Code Notes about Incremental Building.

archiveinf-src.gdb - is a reverse lookup between import file and OID that it gets used for. One file may end up with several oids, eg if its a database file of many records.

archiveinf-doc.gdb stores a list of OID's. For each one, it stores the following

 [HASHe407a49647d425a685f959]
 <sort-meta>
 <doc-file>HASHe407.dir/doc.xml
 <src-file>/research/kjdon/home/gsdl/collect/incre4/import/1-1.jpeg
 <assoc-file>
 <meta-file>
 <index-status>I

src-file is the primary import document that generated this greenstone document. doc-file is the file in archives sort-meta is a metadata for sorting the build (if -sortmeta was specified for import)

assoc-file and meta-file store auxiliary files that were used for this document, eg txt files for a pagedimage, OAI metadata file.

For a metadata file to be listed in these databases, then an entry in extrametafile must be added.

 $extrametafile->{$filename_for_metadata}->{$file} = $filename_full_path;

$filename_for_metadata is the primary import file, $file is a short version of the meta file, and $filename_full_path is the full path to the metadata file.

Note, metadata.xml files and metadatacsv files do not do this. Instead, during the file_block_read, they are marked as metadata files:

   $block_hash->{'metadata_files'}->{$filename_full_path} = 1;

It seems that metadata_read is always carried out, so if a doc is changed it will always get metadata. If a metadata files is changed, then the whole folder must be reimported, as we don't know if new docs have metadata added to that file.

Because OAI files currently only give metadata to one document, I am assuming that the document that it refers to will never change, and so we do a lookup for the file it belongs to, like for associated files. We don't reimport the whole folder.
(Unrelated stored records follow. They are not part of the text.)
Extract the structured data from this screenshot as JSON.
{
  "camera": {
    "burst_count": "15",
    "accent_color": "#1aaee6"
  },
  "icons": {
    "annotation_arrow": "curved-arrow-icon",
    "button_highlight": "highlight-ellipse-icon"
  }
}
Plugins need to call associate_source_file for any auxiliary files in import that they are using (eg images in HTML page, image and text files in pagedimage etc). This is to record these files as associated files and this info will go into the two databases.

HTMLPlugin and PagedImagePlugin are sometimes used to process converted files - eg PDF converted to HTML/item, then processed by HTML/PagedImage plugin. In this case, we do not want to record the auxiliary files as they are in temp dir and will not be modified directly. When loading up the secondary plugin, the main plugin must set -tmp_file_process option, and these plugins will not store these auxiliary files.

If a doc or one of its associated files change, then the doc is marked for reimporting, and the old record is marked for deletion (the doc may end up with a new id after reimporting.)

Some annoying/leftover things:

  • docs that fail to be imported will show up each import as they are not recorded anywhere, so always look like new documents. This includes docs that should be processed but fail, and docs that are normally blocked (eg ~ docs)
  • I haven't looked at DSpace, CONTENTdm plugins properly. Not sure if they will work incrementally. May need to add more docs using associate_source_file
  • I am currently using full paths in src db, and in most of doc db (except meta-file ends up relative due to old code). Maybe change back to relative file paths so that collection can be moved and still be updated.
  • If we ever add -document_field option to database plugins (marc, marcxml, bibtex etc), then we can end up with the situation of one file holding metadata for new records, and metadata for documents. Need to think about whether to set the file as metadata file, and whether to use extrametafile too.